Kin Phea, director of the Royal Academy of Cambodia’s International Relations Institute, said Cambodia generally had positive takeaways from the summit as its host, ranging from the successful preparations, excellent hospitality provided to the dignitaries and the smooth handling of diplomatic protocols.
He said Cambodia has now proven that it has an advanced capacity to facilitate and manage these high-level diplomatic meetings and manage to produce a joint statement as a result of each of them, which is no easy task in today’s geopolitical environment.
“The meeting showed Cambodia’s clear stance as the ASEAN chair in favour of building the ASEAN community and maintaining ASEAN Centrality, which is the chair’s most important role,” he said, adding that the Kingdom’s profile has also been raised accordingly.
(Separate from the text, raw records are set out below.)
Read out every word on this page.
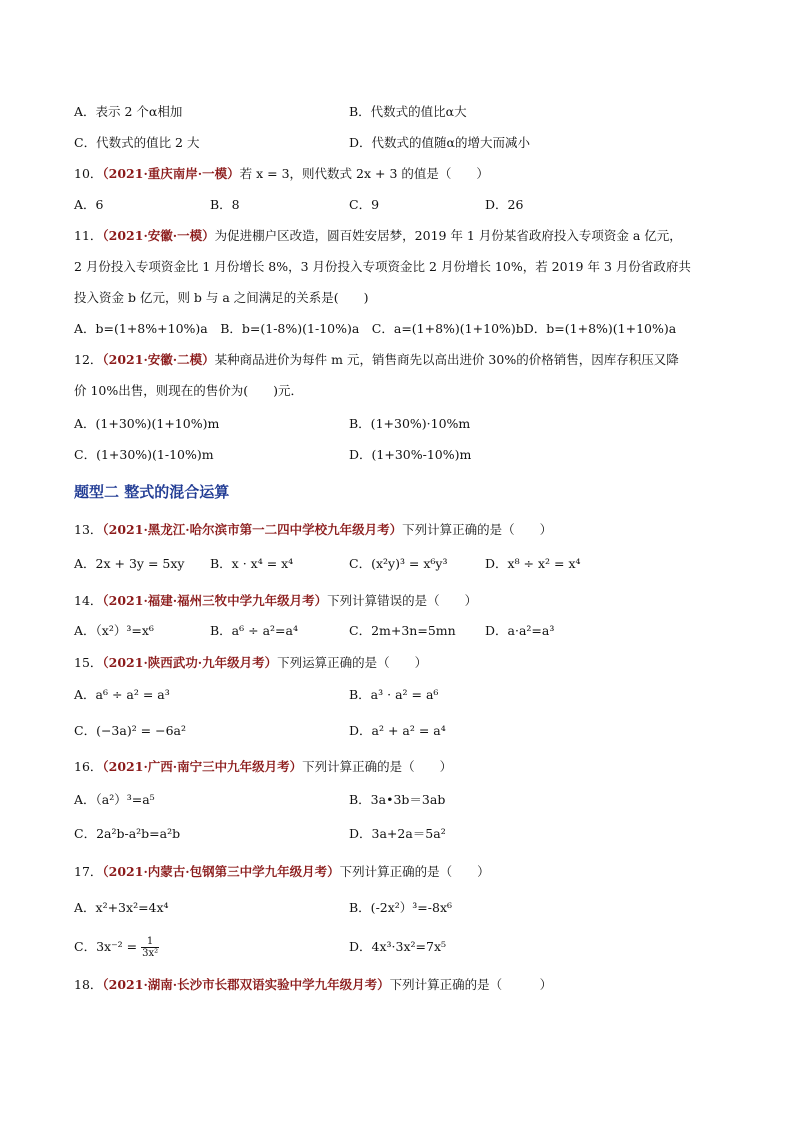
A．表示 2 个α相加	B．代数式的值比α大
C．代数式的值比 2 大	D．代数式的值随α的增大而减小
10．（2021·重庆南岸·一模）若 x = 3，则代数式 2x + 3 的值是（　　）
A．6	B．8	C．9	D．26
11．（2021·安徽·一模）为促进棚户区改造，圆百姓安居梦，2019 年 1 月份某省政府投入专项资金 a 亿元，
2 月份投入专项资金比 1 月份增长 8%，3 月份投入专项资金比 2 月份增长 10%，若 2019 年 3 月份省政府共
投入资金 b 亿元，则 b 与 a 之间满足的关系是(　　)
A．b=(1+8%+10%)a　B．b=(1-8%)(1-10%)a　C．a=(1+8%)(1+10%)bD．b=(1+8%)(1+10%)a
12．（2021·安徽·二模）某种商品进价为每件 m 元，销售商先以高出进价 30%的价格销售，因库存积压又降
价 10%出售，则现在的售价为(　　)元．
A．(1+30%)(1+10%)m	B．(1+30%)·10%m
C．(1+30%)(1-10%)m	D．(1+30%-10%)m
题型二 整式的混合运算
13．（2021·黑龙江·哈尔滨市第一二四中学校九年级月考）下列计算正确的是（　　）
A．2x + 3y = 5xy B．x · x⁴ = x⁴	C．(x²y)³ = x⁶y³	D．x⁸ ÷ x² = x⁴
14．（2021·福建·福州三牧中学九年级月考）下列计算错误的是（　　）
A．（x²）³=x⁶	B．a⁶ ÷ a²=a⁴	C．2m+3n=5mn D．a·a²=a³
15．（2021·陕西武功·九年级月考）下列运算正确的是（　　）
A．a⁶ ÷ a² = a³	B．a³ · a² = a⁶
C．(−3a)² = −6a²	D．a² + a² = a⁴
16．（2021·广西·南宁三中九年级月考）下列计算正确的是（　　）
A．（a²）³=a⁵	B．3a•3b＝3ab
C．2a²b-a²b=a²b	D．3a+2a＝5a²
17．（2021·内蒙古·包钢第三中学九年级月考）下列计算正确的是（　　）
A．x²+3x²=4x⁴	B．(-2x²）³=-8x⁶
C．$3x^{-2} = \frac{1}{\text{3x²}}$	D．4x³·3x²=7x⁵
18．（2021·湖南·长沙市长郡双语实验中学九年级月考）下列计算正确的是（　　　）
Regarding the Taiwan issue, Phea said Cambodia and ASEAN had dealt with it in a smart way through a statement which was acceptable to the US, China and Russia, while also making clear ASEAN’s core interests in diffusing tensions and its preference for peaceful negotiations rather than armed conflict.
“We see a degree of unity and solidarity among ASEAN members which is unprecedented. It seems that they have found common positions on many aspects and issues, such as that of Myanmar, in which a clear and strong statement was released telling the SAC that it must change course or the bloc will reconsider its position and attitude,” he said.